9. Brunel as the balance of common sense, justice, the administration of the law: human feeling? How could the audience identify with him and move with fascination to Marler to horror of him?
10. The surprise of discovering that Dr Zonfeld was a woman? Lee Remick's style in this role? Her businesslike manner, supplying of the information, her wanting to avoid giving information? The gradual revelations and her place in these? Her finally deciding to tell the story of the crash of the jet? The realisation that she had tried to kill Marler and the re-creation of this scene? Her attempt to kill him in the hospital? Her inability to do this? with his opening of his eyes and her taping and subsequent suicide? Marler's destruction even of the person he sought to help him? His reliance on her, yet his despising of her - witch doctor etc.? (The malice of Marler, even unintentionally, with the suicide of his neighbour's wife and his neighbour's consequent hostility)?
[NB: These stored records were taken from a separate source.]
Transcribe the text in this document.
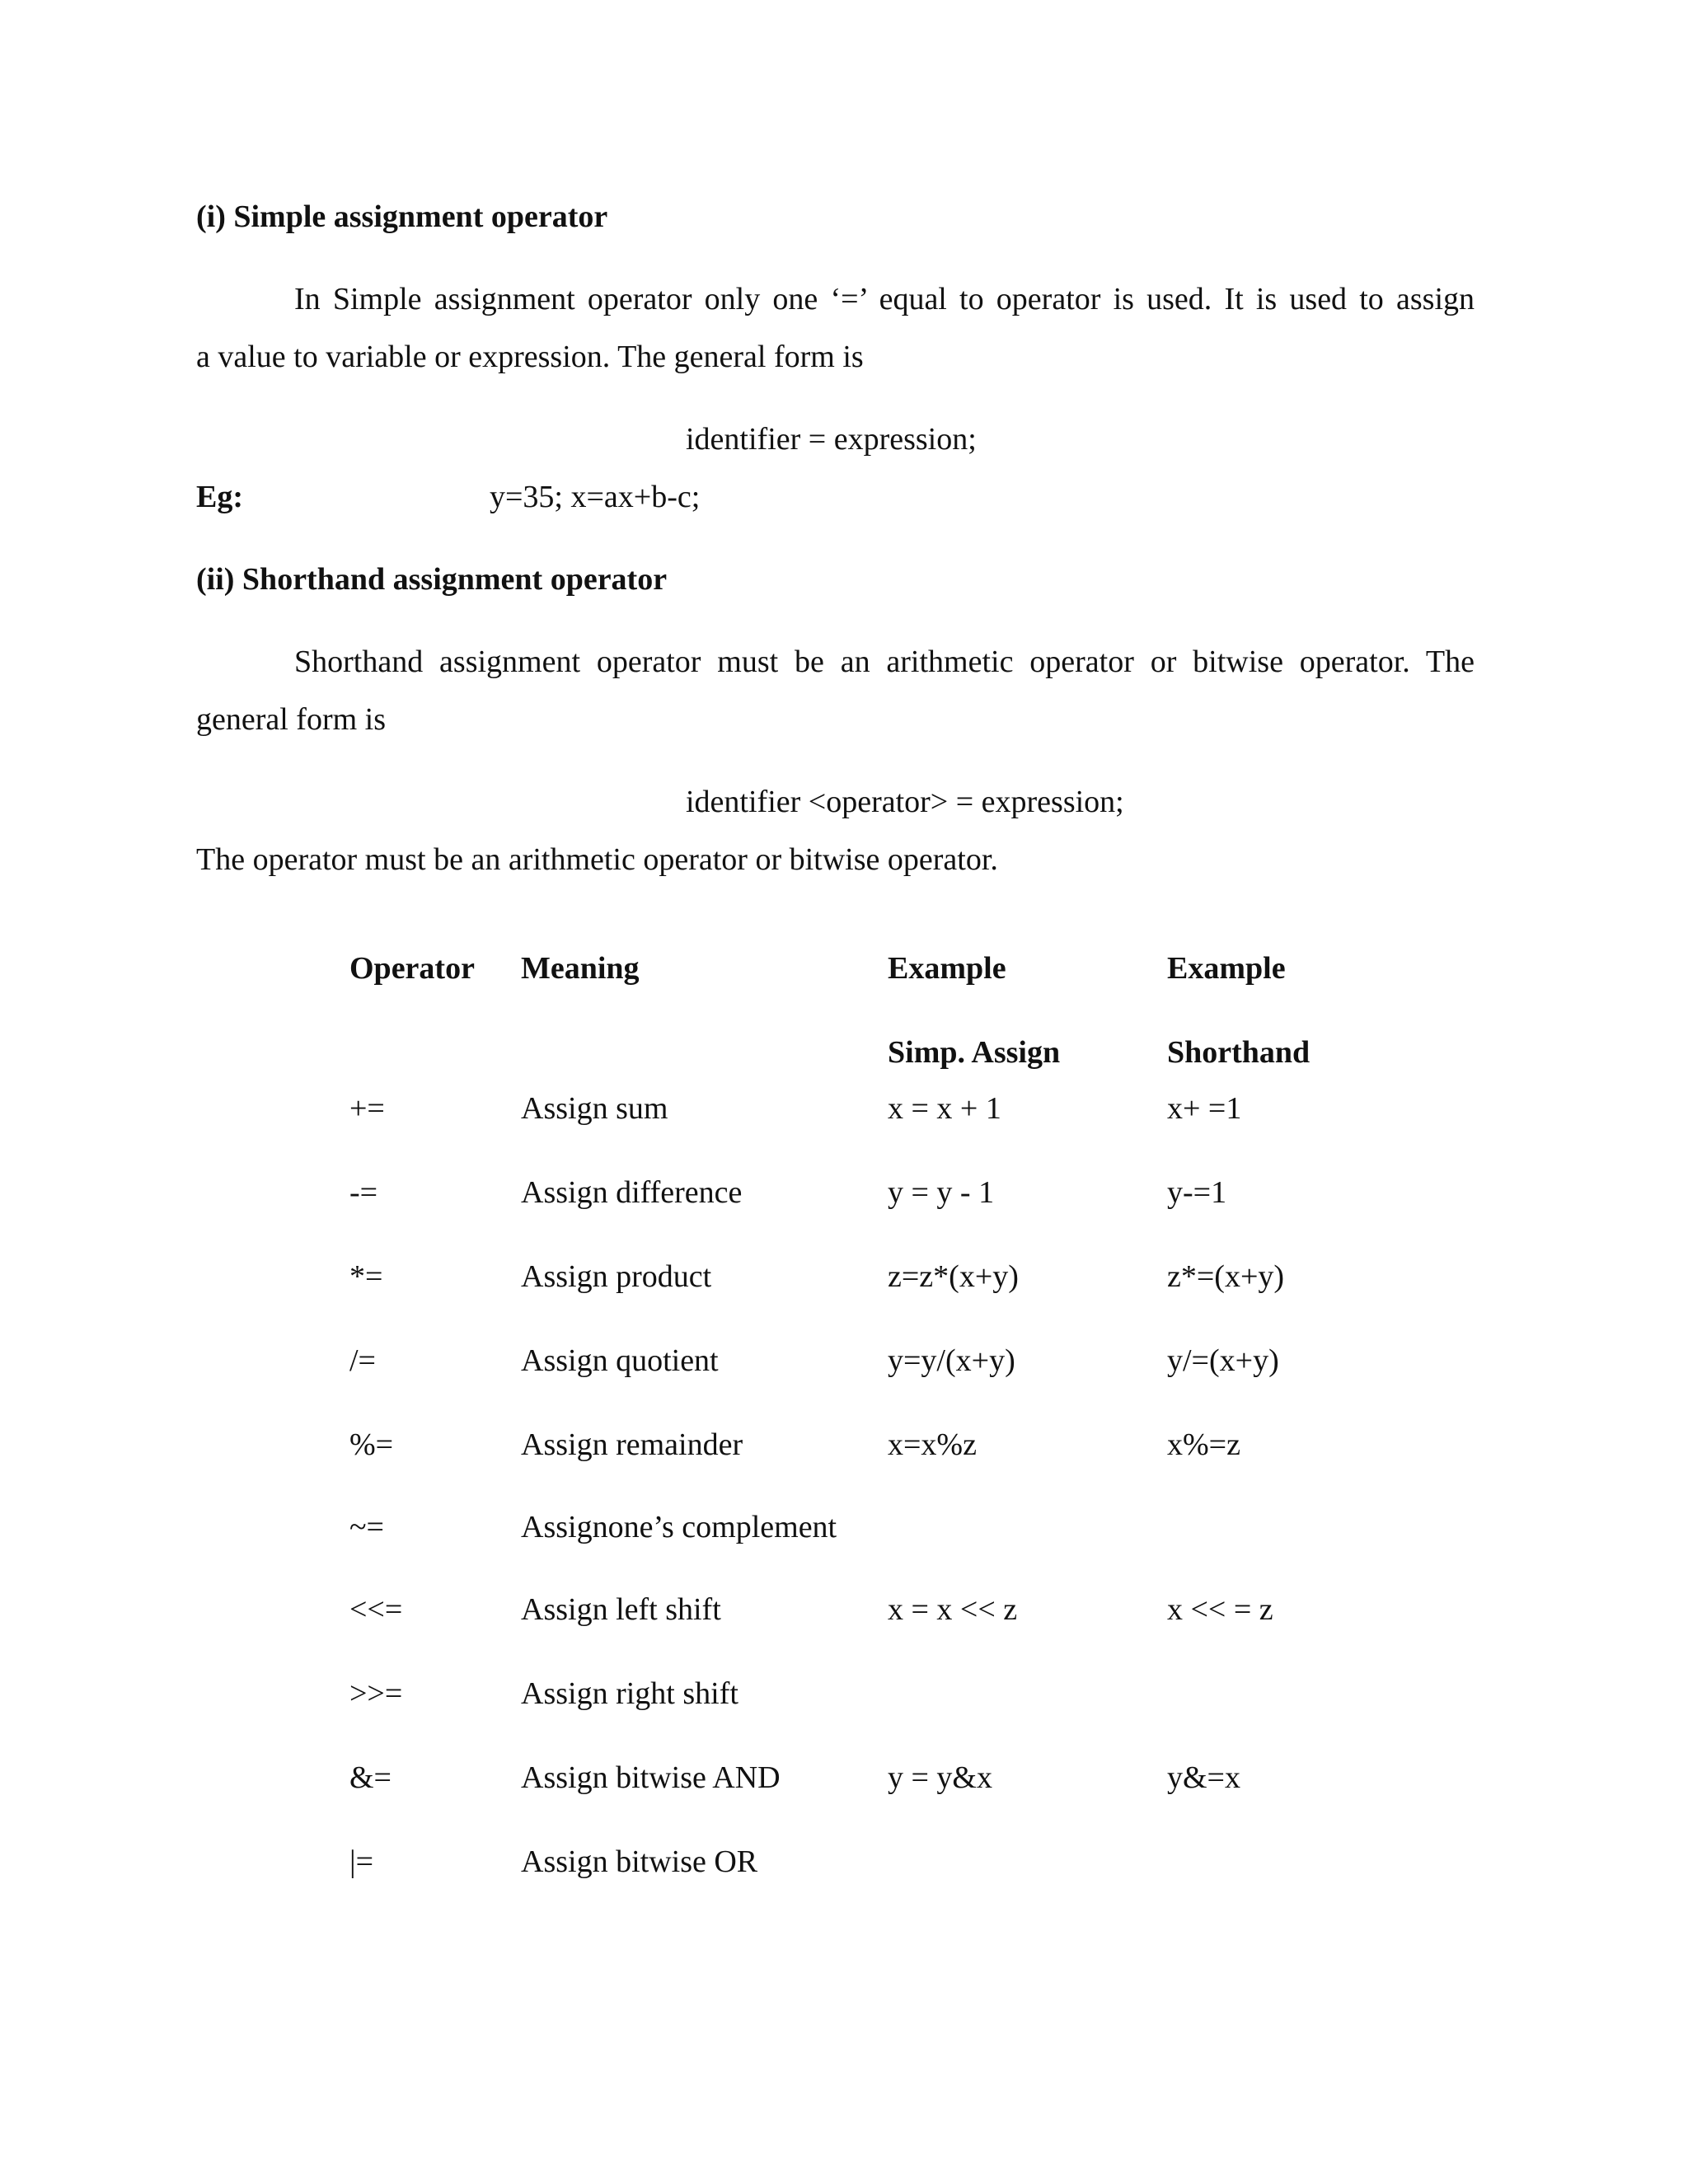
(i) Simple assignment operator
In Simple assignment operator only one ‘=’ equal to operator is used. It is used to assign
a value to variable or expression. The general form is
identifier = expression;
Eg:	y=35; x=ax+b-c;
(ii) Shorthand assignment operator
Shorthand assignment operator must be an arithmetic operator or bitwise operator. The
general form is
identifier <operator> = expression;
The operator must be an arithmetic operator or bitwise operator.
Operator Meaning	Example	Example
Simp. Assign	Shorthand
+=	Assign sum	x = x + 1	x+ =1
-=	Assign difference	y = y - 1	y-=1
*=	Assign product	z=z*(x+y)	z*=(x+y)
/=	Assign quotient	y=y/(x+y)	y/=(x+y)
%=	Assign remainder	x=x%z	x%=z
~=	Assignone’s complement
<<=	Assign left shift	x = x << z	x << = z
>>=	Assign right shift
&=	Assign bitwise AND	y = y&x	y&=x
|=	Assign bitwise OR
11. How well portrayed, for the purposes of the credibility of the film? In a brief manner, the roles of the nurse and her Irish hell stories, his parents, especially his critical mother, the ironic master in the school room, the lawyer, the judge and his hostility, the prisoner and his condemnation, the neighbour and his hostility, his wife and her spurning of him, the lover and his critical attitude, the publisher and his wondering, the fortune teller and his fear?
12. The theme of telekinesis and its possibility, the documentary videotape and the visualising, the explanation, the doctor keeping an open mind? The psychological implications of the power of the mind? How seriously were these aspects of the screenplay presented?
13. The melodramatics of Marler willing the plane to crash into the skyscraper and Dr Zonfeld's presence and watching? The violence of the destruction and the motif of the people going past the rubble being cleared - throughout the film?
14. The build-up to the cathedral - on the television news, the west front, the cracks, the obtuseness of the Bishop, the explanations of the clergymen? The preparation, the inspector trying to help Brunel? The pomp and circumstance of the ceremony and people arriving? The visualising of the disaster in the best disaster film tradition? crumblings and crackings, falling pillars, the death toll, people's hysteria and trying to escape? The irony of it being on the television set in Marler's hospital ward? The interweaving of the signals of his brain activity?
15. An appropriate climax melodramatically? The ominous nature of his threatening to destroy the atomic plant?
16. Horror aspects and the problem of evil and destruction incarnate? Science fiction themes of telekinesis? The overtones of the occult? The British civilised manner of their presentation for popular consumption?